Featherstone, A. B., Arnald, J.T.M.M., Brown, A.,& Dass, S. C. (2024) studied how viruses can cling to surfaces which is an adaptation to help infect hosts such as humans at a later time. Viruses can remain on surfaces like stainless steel, PVC, and ceramics for up to five days. Featherstone and colleagues studied this situation in meat packaging plants, to explain how COVID-19 might have changed to different variants by 2020 that better survive on surfaces. Many meat packaging plant workers worked at the plant without knowing that other variants of COVID-19 mutated to live longer on surfaces—which helps explain how the virus continues to spread through an epidemic. The virus had many ways to be transported, like the viruses passing through the HVAC, standing close to other workers, sharing equipment, and sharing living space. The media described how COVID disease was easily spread through droplets (such as in a sneeze), because viruses clinged to the droplets allowing movement between host individuals. It was hard to understand the speed and amount of time the virus stayed alive outside of hosts and traveled between hosts. The virus lived long enough on stainless steel, PVC, and ceramic surfaces for up to 5 days to help its spread. The workers at the plant had to take extra precautions at work once this information became known. Featherstone, A. B., Arnald, J.T.M.M., Brown, A.,& Dass, S. C. (2024)

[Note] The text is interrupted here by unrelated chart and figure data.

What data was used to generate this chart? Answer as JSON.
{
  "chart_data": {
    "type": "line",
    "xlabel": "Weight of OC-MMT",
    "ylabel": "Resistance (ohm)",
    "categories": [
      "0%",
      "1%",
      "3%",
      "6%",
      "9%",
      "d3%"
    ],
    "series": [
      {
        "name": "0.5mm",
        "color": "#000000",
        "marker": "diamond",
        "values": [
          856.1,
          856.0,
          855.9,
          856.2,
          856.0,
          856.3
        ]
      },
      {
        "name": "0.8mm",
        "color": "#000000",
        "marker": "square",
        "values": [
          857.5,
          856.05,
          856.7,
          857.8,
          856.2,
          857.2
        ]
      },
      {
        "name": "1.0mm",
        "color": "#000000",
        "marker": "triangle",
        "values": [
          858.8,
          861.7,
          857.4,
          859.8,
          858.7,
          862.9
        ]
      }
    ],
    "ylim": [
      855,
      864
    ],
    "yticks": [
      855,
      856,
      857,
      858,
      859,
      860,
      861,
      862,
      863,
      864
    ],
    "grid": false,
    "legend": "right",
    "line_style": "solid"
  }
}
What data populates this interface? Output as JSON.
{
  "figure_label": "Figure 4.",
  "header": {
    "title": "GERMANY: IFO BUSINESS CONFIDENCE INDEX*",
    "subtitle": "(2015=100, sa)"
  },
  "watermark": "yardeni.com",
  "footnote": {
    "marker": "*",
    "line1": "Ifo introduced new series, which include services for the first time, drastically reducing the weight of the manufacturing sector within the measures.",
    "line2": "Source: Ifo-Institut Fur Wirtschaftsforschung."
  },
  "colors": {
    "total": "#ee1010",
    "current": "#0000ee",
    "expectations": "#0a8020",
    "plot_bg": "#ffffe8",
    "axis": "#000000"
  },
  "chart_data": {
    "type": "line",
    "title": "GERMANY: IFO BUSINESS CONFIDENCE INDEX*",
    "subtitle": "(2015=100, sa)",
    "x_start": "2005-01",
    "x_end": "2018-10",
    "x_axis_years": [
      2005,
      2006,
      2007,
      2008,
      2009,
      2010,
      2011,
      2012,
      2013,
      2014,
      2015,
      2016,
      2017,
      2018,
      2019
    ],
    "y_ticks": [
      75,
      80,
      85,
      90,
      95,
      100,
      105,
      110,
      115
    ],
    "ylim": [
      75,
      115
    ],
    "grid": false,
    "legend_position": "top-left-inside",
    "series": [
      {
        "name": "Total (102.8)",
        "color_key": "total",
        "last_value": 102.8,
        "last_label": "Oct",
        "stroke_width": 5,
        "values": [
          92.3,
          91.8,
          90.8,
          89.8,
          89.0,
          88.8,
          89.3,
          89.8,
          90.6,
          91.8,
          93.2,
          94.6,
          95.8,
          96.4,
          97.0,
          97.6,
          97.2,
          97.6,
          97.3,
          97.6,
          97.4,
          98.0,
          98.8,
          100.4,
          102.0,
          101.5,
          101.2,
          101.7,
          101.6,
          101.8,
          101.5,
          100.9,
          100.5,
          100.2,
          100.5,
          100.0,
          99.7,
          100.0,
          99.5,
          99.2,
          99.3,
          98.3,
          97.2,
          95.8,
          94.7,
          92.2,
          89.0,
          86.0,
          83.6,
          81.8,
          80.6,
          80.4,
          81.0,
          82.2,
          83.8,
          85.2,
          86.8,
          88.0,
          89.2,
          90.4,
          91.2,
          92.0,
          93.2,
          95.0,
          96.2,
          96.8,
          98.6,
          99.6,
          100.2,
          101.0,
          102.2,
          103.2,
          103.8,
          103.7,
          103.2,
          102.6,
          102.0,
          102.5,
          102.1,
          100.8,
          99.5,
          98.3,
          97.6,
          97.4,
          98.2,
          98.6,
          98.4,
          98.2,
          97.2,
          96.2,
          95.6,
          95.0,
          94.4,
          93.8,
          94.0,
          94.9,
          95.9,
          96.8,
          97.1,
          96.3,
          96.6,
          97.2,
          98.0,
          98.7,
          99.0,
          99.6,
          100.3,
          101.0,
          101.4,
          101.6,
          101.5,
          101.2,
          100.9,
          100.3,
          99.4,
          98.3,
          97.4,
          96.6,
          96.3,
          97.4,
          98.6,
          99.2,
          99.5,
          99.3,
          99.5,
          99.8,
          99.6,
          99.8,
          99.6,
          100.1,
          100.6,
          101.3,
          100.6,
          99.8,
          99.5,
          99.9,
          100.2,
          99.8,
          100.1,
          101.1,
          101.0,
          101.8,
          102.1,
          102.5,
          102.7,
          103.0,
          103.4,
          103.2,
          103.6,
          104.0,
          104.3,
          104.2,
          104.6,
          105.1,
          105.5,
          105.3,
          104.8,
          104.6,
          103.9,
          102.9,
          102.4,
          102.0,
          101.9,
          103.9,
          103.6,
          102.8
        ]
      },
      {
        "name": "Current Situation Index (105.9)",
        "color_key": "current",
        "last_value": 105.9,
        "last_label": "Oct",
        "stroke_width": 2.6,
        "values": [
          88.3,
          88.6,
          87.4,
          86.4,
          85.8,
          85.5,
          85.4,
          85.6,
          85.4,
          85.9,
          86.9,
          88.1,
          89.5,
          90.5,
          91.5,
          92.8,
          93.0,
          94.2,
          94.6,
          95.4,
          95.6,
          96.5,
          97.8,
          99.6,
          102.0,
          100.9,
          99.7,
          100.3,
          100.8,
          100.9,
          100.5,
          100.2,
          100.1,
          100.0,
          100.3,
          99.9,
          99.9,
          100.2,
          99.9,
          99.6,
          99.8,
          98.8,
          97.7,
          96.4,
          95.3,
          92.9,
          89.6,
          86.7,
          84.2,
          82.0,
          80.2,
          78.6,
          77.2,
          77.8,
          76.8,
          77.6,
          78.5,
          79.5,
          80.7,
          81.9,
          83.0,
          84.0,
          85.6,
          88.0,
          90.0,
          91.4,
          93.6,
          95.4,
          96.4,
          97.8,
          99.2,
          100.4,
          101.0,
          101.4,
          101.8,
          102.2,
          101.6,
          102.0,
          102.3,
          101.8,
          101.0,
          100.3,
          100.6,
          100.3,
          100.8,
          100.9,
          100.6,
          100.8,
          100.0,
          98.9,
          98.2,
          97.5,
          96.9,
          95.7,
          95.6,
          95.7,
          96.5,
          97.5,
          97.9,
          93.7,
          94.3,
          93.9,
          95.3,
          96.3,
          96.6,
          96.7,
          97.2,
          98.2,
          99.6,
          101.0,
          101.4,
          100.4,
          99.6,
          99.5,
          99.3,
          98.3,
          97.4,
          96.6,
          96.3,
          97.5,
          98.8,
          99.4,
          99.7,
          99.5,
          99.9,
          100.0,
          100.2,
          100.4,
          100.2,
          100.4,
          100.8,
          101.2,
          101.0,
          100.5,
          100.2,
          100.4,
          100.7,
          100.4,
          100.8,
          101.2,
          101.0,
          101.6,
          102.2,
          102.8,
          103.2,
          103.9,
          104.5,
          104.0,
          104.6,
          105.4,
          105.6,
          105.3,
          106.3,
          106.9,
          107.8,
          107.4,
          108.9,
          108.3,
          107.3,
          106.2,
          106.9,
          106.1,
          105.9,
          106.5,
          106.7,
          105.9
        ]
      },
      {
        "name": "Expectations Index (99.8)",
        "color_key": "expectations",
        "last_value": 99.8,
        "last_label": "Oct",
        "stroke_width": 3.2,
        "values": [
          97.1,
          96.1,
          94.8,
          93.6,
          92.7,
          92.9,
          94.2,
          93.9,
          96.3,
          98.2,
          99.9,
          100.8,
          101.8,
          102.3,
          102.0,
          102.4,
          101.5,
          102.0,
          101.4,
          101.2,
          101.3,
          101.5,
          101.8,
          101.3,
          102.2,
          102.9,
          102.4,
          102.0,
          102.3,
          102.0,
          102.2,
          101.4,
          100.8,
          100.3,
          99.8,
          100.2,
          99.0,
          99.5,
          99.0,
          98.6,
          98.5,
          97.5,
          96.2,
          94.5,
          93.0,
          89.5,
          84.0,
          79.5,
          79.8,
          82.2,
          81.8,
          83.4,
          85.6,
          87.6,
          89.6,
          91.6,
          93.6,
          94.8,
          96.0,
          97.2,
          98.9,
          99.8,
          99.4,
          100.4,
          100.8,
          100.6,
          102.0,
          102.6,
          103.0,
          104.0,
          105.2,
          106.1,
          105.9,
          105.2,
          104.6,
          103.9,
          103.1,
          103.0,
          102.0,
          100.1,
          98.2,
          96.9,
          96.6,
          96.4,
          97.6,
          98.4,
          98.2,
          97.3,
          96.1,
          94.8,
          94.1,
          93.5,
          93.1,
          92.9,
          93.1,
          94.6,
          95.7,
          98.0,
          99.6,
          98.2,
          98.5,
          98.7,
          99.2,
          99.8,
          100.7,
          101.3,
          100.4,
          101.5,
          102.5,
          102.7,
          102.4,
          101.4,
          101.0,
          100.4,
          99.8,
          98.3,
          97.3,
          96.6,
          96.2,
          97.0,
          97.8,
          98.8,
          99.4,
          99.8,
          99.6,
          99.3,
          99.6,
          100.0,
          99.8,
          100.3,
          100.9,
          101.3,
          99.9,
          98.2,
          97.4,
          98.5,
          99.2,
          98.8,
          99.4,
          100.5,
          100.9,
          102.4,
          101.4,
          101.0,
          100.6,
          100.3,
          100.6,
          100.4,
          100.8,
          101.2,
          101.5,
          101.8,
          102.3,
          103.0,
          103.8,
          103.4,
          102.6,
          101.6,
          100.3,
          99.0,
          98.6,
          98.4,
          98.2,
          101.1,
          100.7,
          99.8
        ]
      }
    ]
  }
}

The Navajo elders and ancestors had a saying for our generation: “Everything is alive; respect nature, acknowledge nature, and all will come back to balance.” The readings and study of evolutionary medicine, such as the book we read by Norman A. Johnson, emphasize that it is useful to understand this balance and to respecting what nature has given. The book describes the problem of widespread antibiotic resistance in bacteria, and how their naturally evolved enemies, phages (bacteria-specific viruses), can be used to combat these infections. This is evolutionary medicine at its finest, working to find a solution to combat the rise of antibiotic resistant bacteria by understanding molecule-level interactions between these microbes. Chan, B.D., M. Sistrom, J.E. Wertz, K.E. Kortright, D. Narayan, and P.E. Turner, 2016. Phage selection restores antibiotic sensitivity in MDR Pseudomonas aeruginosa. Nature Scientific Reports 6:26717 was a study described in Johnson’s book, where scientists used specific phages that attacked antibiotic-resistant bacteria and selected for the bacteria to evolve phage-resistance, making the bacteria less capable of causing disease or switching back to being sensitive to antibiotics. By focusing on evolution in response to the phage, natural selection causes the population of cells to become re-sensitized to antibiotics and, in turn, makes antibiotics work again as we intended.